La disputa entre Calica, filial de Vulcan Materials Company, y el gobierno mexicano sigue intensificándose. La reciente admisión de un amparo por el Juzgado Segundo de Distrito añade un nuevo capítulo a esta confrontación, desatada tras el decreto que declaró el Área de Conservación de Flora y Fauna Felipe Carrillo Puerto, medida que prohíbe la extracción de material pétreo en más de 53 mil hectáreas al sur de Playa del Carmen.
Desde mayo de 2022, la Profepa, con apoyo de la Marina, clausuró de manera definitiva las operaciones de Calica, argumentando daños irreparables al ecosistema. Sin embargo, la empresa sostiene que la medida vulnera sus derechos adquiridos y ha operado a través de su sociedad Rancho Piedra Caliza (Rapica).
El decreto, publicado días antes de la salida de Andrés Manuel López Obrador de la presidencia, afecta terrenos estratégicos en Solidaridad, Cozumel continental y Tulum, zonas cruciales para la conservación ambiental y el turismo de la región.

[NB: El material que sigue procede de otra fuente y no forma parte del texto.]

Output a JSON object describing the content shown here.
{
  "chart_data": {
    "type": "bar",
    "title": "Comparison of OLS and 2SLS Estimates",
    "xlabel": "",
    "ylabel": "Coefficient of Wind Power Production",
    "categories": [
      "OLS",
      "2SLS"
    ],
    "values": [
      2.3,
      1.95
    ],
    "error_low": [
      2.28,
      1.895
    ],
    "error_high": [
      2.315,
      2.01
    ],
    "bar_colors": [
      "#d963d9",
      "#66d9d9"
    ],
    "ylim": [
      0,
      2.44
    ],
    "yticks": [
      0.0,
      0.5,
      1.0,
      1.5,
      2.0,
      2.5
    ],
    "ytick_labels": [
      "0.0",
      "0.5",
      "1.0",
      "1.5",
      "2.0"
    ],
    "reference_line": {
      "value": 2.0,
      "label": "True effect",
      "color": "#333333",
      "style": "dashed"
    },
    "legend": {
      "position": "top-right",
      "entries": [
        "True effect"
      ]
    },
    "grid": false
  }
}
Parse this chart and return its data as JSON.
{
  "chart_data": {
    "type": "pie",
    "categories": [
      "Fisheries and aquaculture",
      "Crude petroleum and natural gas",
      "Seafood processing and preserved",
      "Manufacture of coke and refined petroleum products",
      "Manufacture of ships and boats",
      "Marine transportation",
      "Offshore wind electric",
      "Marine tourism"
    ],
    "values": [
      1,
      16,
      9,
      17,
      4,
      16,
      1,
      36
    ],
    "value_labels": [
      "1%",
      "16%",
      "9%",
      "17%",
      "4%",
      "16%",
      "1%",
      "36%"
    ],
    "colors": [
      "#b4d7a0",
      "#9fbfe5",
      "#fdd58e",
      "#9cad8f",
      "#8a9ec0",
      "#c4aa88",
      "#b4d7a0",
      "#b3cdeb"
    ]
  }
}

Aunque el juez federal rechazó otorgar la suspensión provisional a Calica, fijó dos fechas clave:
17 de diciembre: audiencia incidental
31 de enero de 2025: audiencia constitucional, donde se definirá el futuro del decreto.
Por su parte, la presidenta Claudia Sheinbaum reiteró su compromiso con la protección del medio ambiente y calificó el decreto como un paso esencial para garantizar la preservación de los ecosistemas de Quintana Roo.
El caso de Calica expone el eterno choque entre intereses empresariales y la defensa ambiental. La resolución de este conflicto marcará el rumbo no solo para la ecología, sino también para el desarrollo económico y la imagen turística de Quintana Roo, uno de los destinos más visitados de México.